KISSIMMEE, Fla. – Continuously rising gas prices are busting budgets and forcing not only drivers to find ways to save, but school districts too.
Osceola County Public Schools public transportation director Arby Creach said school districts are not exempt from paying for the high-priced fuel.
AAA reports the national average for regular gas is $4.25 and diesel is $4.88.
“We’ve had some spikes, we’ve had some ebb and flows, but consistently across the board these are the highest prices we’ve seen in a very, very long time,” Creach said.
Creach said the increase in cost is impacting the school district.
“They have to spend a lot more money than they’d ever budgeted for fuel just to simply bring kids to school,” he said.
The district transports 23,000 students to school daily, spending about $1 million a year on diesel gas for school buses.
“We’re very, very concerned about what’s going on because in the last week alone the diesel prices for us has gone up over 40%,” Creach said.
He said they are not experiencing a crisis just yet. The district is not facing a supply shortage, but if prices continue to rise, he said it will dramatically affect the budget and operations.
“If we exceed our budget, that money has to come from somewhere and we hope that money doesn’t have to come out of the classroom,” he said.
News 6 reached out to other school districts to find out if they had similar worries.
A spokesperson for Orange County Public Schools said:
“The district has around 630 buses operating on any given day. The usage varies, but on average, each bus uses about 95 gallons of diesel a week. We have seen an increase in fuel costs of about 9% from January to February.

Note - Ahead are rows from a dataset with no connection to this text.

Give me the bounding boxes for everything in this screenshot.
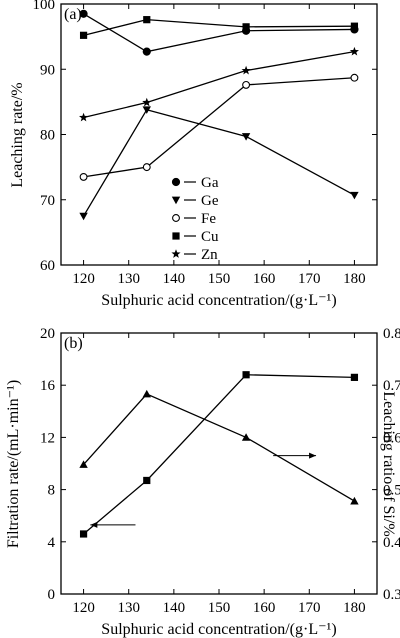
panel-b-y2-tick-label: 0.7 (383, 378, 400, 394)
panel-b-y2-tick-label: 0.5 (383, 483, 400, 499)
panel-a-zn-point (349, 46, 359, 56)
panel-a-ga-line (83, 13, 355, 53)
panel-b-x-tick-label: 150 (208, 600, 231, 616)
legend-ge-label: Ge (201, 193, 219, 209)
panel-a-fe-point (242, 80, 251, 89)
panel-b-series-1-line (83, 374, 355, 535)
panel-a-ge-line (83, 108, 355, 217)
panel-a-label: (a) (64, 6, 82, 23)
panel-a-x-tick-label: 120 (72, 271, 95, 287)
panel-a-zn-point (79, 112, 89, 122)
panel-a-ge-point (241, 133, 251, 141)
panel-b-series-2-point (241, 433, 251, 441)
panel-b-axes: 120 130 140 150 160 170 180 0 4 8 12 16 20 0.3 0.4 0.5 0… (40, 326, 400, 616)
panel-b-y2-tick-label: 0.8 (383, 326, 400, 342)
panel-a-cu-point (242, 23, 250, 31)
panel-b-x-tick-label: 140 (163, 600, 186, 616)
panel-b-series-1-point (242, 371, 250, 379)
panel-a-fe-point (79, 172, 88, 181)
panel-a-y-tick-label: 80 (40, 128, 55, 144)
panel-a-cu-point (143, 16, 151, 24)
panel-b-label: (b) (64, 335, 83, 352)
panel-b: (b) 120 130 140 150 160 170 180 0 4 8 12 16 20 0.3 0.4… (5, 326, 400, 638)
panel-b-y-tick-label: 12 (40, 430, 55, 446)
panel-a-y-tick-label: 70 (40, 193, 55, 209)
panel-b-y-tick-label: 16 (40, 378, 56, 394)
panel-b-y-axis-title: Filtration rate/(mL·min⁻¹) (5, 380, 22, 548)
panel-b-y2-tick-label: 0.3 (383, 587, 400, 603)
legend-cu-marker (172, 232, 180, 240)
panel-a-zn-point (142, 97, 152, 107)
panel-b-series (79, 371, 359, 538)
legend-fe-marker (172, 214, 180, 222)
panel-a-cu-point (79, 31, 88, 39)
panel-b-y-tick-label: 0 (48, 587, 56, 603)
panel-a-y-tick-label: 100 (33, 0, 56, 13)
panel-b-x-tick-label: 130 (117, 600, 140, 616)
panel-b-x-tick-label: 180 (343, 600, 366, 616)
panel-b-x-axis-title: Sulphuric acid concentration/(g·L⁻¹) (101, 621, 336, 638)
panel-a-x-axis-title: Sulphuric acid concentration/(g·L⁻¹) (101, 292, 336, 309)
panel-b-y-tick-label: 20 (40, 326, 55, 342)
panel-a-ge-point (350, 191, 359, 200)
panel-a-cu-point (350, 22, 359, 30)
panel-a-x-tick-label: 130 (117, 271, 140, 287)
panel-a-series (79, 9, 359, 221)
panel-a-fe-point (350, 73, 359, 82)
legend-zn-marker (171, 249, 181, 258)
panel-a-zn-line (83, 50, 355, 119)
legend-zn-label: Zn (201, 247, 218, 263)
legend-cu-label: Cu (201, 229, 219, 245)
panel-b-series-2-point (142, 389, 151, 398)
panel-a-x-tick-label: 170 (298, 271, 321, 287)
panel-a-x-tick-label: 140 (163, 271, 186, 287)
panel-b-series-2-line (83, 393, 355, 502)
legend-ga-label: Ga (201, 175, 219, 191)
panel-b-y-tick-label: 8 (48, 483, 56, 499)
panel-b-plot-frame (60, 332, 378, 595)
right-axis-arrow-head (309, 452, 317, 459)
panel-b-series-2-point (79, 460, 88, 468)
panel-a-ga-point (79, 9, 88, 18)
panel-a-axes: 120 130 140 150 160 170 180 60 70 80 90 100 (33, 0, 377, 287)
legend-fe-label: Fe (201, 211, 216, 227)
panel-b-y2-tick-label: 0.4 (383, 535, 400, 551)
panel-b-y-tick-label: 4 (48, 535, 56, 551)
panel-a-cu-line (83, 19, 355, 36)
panel-b-axis-arrows (90, 452, 317, 528)
panel-a-plot-frame (60, 3, 378, 266)
panel-a-y-axis-title: Leaching rate/% (9, 82, 26, 187)
panel-a-zn-point (241, 65, 251, 75)
panel-b-x-tick-label: 120 (72, 600, 95, 616)
panel-a-x-tick-label: 180 (343, 271, 366, 287)
legend-ga-marker (171, 177, 181, 187)
panel-b-series-1-point (143, 476, 151, 485)
panel-a-ge-point (142, 106, 151, 114)
panel-b-x-tick-label: 160 (253, 600, 276, 616)
panel-b-series-1-point (79, 530, 88, 538)
panel-a-legend: Ga Ge Fe Cu Zn (171, 175, 219, 263)
legend-ge-marker (171, 196, 181, 205)
panel-a-x-tick-label: 160 (253, 271, 276, 287)
panel-a-ga-point (142, 47, 151, 56)
panel-a-ge-point (79, 212, 88, 221)
panel-b-series-1-point (350, 373, 359, 381)
panel-a-y-tick-label: 90 (40, 62, 55, 78)
panel-b-series-2-point (350, 496, 359, 505)
panel-b-y2-tick-label: 0.6 (383, 430, 400, 446)
panel-a-y-tick-label: 60 (40, 258, 55, 274)
left-axis-arrow-head (90, 521, 98, 528)
panel-b-y2-axis-title: Leaching ratio of Si/% (380, 391, 397, 536)
panel-a-fe-point (142, 163, 151, 172)
panel-a-x-tick-label: 150 (208, 271, 231, 287)
panel-a-fe-line (83, 77, 355, 178)
panel-b-x-tick-label: 170 (298, 600, 321, 616)
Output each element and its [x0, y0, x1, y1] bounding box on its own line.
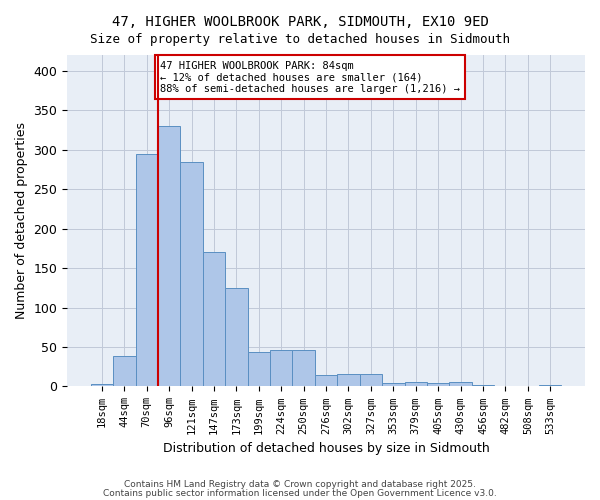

Since we are operating fewer buses due to the driver shortage, there are additional funds to help cover some of the unanticipated cost increases.”
A spokesperson for Volusia County Public School said:
“We are part of a piggyback contract with Volusia County Government. The price of gasoline floats day-to-day. But we typically purchase our fuel “just in time” and fill our tanks at our terminal fuel islands. Obviously, the volatility of the market is something that concerns private citizens, private companies and public entities like us. We are closely monitoring the changes in fuel prices. But, it will not change our service delivery model and we will continue to be vigilant of our fuel expenditures, which is our standard practice.”
A spokesperson for Seminole County Public Schools said:
“Fuel accounts for a large percent of Transportation overall budget so therefore it plays a major role in the budget process. As a district, we put in contingency plans for events such as this. It starts with putting in cost reduction savings such as purchasing propane buses. As a District, our leaders understood the importance of reducing the use of diesel and increasing the use of propane buses which helped decrease the fuel cost. Propane has consistently remained cheaper to use than diesel.”
A spokesperson for Marion County Public Schools said:
“If energy costs, including diesel fuel and gasoline, continue increasing in cost, it will eventually mean other funds will have to cover the difference between budgeted costs and actual costs.”
Creach said the governor is encouraging schools to use electric school buses but that is not doable for Osceola Public Schools right now.
So far, the district has tried to maximize efficiency by letting more students on a bus at once to decrease the number of trips.